L’Albania è l’Adriatico che entra nel Mediterraneo. L’Italia è il Mediterraneo che accoglie le linee degli Orienti e dell’Orizzonte greco – balcanico – asiatico. Il Mediterraneo italiano è non solo il nord dell’Africa e il centro dell’Africa. È diventato una geografia della comparazione tra storie e popoli (anche vaganti) e civiltà tra le identità.
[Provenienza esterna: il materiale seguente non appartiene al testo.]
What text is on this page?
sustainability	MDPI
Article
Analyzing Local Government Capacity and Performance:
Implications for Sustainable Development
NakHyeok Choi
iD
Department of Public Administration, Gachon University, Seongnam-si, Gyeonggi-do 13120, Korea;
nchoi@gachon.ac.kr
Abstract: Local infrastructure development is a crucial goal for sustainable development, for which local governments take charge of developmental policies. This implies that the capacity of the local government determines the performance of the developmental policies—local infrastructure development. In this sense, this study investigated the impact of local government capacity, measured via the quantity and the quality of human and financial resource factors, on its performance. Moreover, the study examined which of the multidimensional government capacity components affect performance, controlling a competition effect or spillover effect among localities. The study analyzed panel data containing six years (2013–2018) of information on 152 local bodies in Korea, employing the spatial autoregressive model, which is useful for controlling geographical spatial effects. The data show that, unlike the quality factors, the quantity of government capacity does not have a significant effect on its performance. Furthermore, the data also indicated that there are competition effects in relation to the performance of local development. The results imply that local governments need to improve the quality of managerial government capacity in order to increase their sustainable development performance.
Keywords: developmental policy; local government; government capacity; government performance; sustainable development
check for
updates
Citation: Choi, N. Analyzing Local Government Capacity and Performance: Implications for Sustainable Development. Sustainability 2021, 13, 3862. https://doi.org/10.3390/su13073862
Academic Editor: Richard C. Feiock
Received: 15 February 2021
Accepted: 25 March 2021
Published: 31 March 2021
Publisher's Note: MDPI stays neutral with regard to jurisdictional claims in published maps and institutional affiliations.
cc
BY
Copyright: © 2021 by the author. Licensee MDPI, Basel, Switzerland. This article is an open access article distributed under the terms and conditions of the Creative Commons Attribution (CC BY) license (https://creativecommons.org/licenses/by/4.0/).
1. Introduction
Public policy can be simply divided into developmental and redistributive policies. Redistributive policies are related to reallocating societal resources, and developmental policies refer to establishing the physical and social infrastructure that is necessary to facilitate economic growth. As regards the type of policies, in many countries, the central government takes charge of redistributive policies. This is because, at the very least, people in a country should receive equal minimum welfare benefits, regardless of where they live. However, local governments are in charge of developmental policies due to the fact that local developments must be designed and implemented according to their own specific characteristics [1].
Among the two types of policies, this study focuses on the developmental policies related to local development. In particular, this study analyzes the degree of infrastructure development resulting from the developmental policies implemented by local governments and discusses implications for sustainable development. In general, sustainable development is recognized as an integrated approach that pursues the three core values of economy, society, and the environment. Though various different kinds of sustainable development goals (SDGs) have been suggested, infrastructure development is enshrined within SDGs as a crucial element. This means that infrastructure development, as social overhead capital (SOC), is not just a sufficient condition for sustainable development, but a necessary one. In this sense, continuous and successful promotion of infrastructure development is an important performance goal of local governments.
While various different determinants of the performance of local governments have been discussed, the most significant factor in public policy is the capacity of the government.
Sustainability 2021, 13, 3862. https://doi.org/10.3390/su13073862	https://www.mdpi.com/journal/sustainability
Intorno a questo scorcio di mare si identificano non solo i tracciati mitico – simbolici archeologici, ma anche quelli medioevali e, in tempi più moderni, quelli richiamati nel Regno di Napoli.
Il Regno di Napoli è stato il Mediterraneo inclusivo perché all’interno della geo metafisica della Magna Grecia si sono inseriti gli Orienti grazie ad un intreccio di contaminazioni dalle quali è possibile una partecipazione ai saperi delle etnie.
Bene, dunque, fa l’Istituto di San Marzano, diretto da Maria Teresa Alfonso, a creare questi legami e queste politiche scolastiche inclusive.
La scuola dialoga sempre più sui saperi dei popoli e delle civiltà sapendo di confrontarsi, quotidianamente, con una soggettività etnica. I beni culturali nelle interpretazioni demoetnoantropologiche sono la garanzia di un processo strategico e congiuntivo tra la tradizione popolare e la lingua.
I linguaggi sono suoni, parole, canti e richiami. Ma sono anche musica, danza, costume, sorriso e partecipazione di un dare e avere uno spazio di contributi proprio riferiti a ciò che ho sempre definito antropologia dell’umanesimo dei Mediterranei.
Una antropologia dei Mediterranei nell’umanesimo delle culture. Questa resta la sottolineatura non solo per comprendere, ma anche per essere compresi in una relazione tra Occidente ed Oriente, soprattutto in una temperie di costanti sradicamenti.